While NIMC has introduced privacy-enhancing initiatives, publicly available integration documentation, legacy implementations, downstream delegation models, and inconsistent verification approaches suggest that the broader ecosystem has not fully completed the transition from disclosure-based verification to privacy-preserving verification.

During my review of some publicly available integration documentation, I encountered examples that described verification workflows capable of returning significantly more identity information than many business processes require.

Whether these examples reflect current implementations, legacy implementations, or outdated documentation is less important than the broader lesson they reveal: governance must extend beyond the central identity authority to include integrators, verification providers, agents, and downstream consumers of identity services. The challenge is therefore increasingly a governance, certification, auditing, and ecosystem-alignment challenge.

RECOMMENDATIONS

The future of identity verification in Nigeria should adopt the following principles. Verification services should confirm claims rather than disclose complete identity profiles, moving the ecosystem from identity disclosure to attribute-based verification. Every participant in the verification chain should be identifiable, auditable, and accountable, with unrestricted downstream delegation prohibited. Citizens should be able to see who accessed their identity information, when it was accessed, and for what purpose.
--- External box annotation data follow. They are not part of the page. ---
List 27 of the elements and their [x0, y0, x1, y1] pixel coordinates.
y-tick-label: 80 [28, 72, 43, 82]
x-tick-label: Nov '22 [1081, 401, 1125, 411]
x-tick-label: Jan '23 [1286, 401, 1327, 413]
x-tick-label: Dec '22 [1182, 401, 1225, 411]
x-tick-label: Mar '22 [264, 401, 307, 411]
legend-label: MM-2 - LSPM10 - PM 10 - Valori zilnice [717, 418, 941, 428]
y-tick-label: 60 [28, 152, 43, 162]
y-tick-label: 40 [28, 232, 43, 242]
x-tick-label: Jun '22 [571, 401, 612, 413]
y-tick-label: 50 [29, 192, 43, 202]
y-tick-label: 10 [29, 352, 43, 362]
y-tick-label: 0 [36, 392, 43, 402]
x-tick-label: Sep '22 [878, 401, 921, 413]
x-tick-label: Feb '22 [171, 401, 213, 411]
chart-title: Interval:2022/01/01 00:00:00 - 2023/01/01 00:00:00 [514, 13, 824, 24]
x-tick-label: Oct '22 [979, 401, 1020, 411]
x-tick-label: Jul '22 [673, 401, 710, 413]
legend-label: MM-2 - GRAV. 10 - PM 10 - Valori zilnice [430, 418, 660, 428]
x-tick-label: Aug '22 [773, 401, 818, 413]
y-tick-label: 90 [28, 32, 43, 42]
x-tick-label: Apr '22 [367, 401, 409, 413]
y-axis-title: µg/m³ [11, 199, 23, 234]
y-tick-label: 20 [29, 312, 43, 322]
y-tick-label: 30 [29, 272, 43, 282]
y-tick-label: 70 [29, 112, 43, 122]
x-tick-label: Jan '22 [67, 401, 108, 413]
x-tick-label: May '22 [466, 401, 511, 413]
Organisations consuming identity services should undergo periodic security and privacy assessments through independent certification and auditing. Nigeria should also consider a dedicated framework establishing technical, privacy, governance, and accountability requirements across the ecosystem.

Finally, verification providers and ecosystem participants should periodically review APIs, documentation, and operational practices to ensure alignment with current privacy-preserving standards.

Abiola Ilupeju is an information security and software engineering professional with over 16 years’ experience. She holds an MSc in Information Security and Privacy from Cardiff University and is a Principal Consultant at Moat Consulting Limited.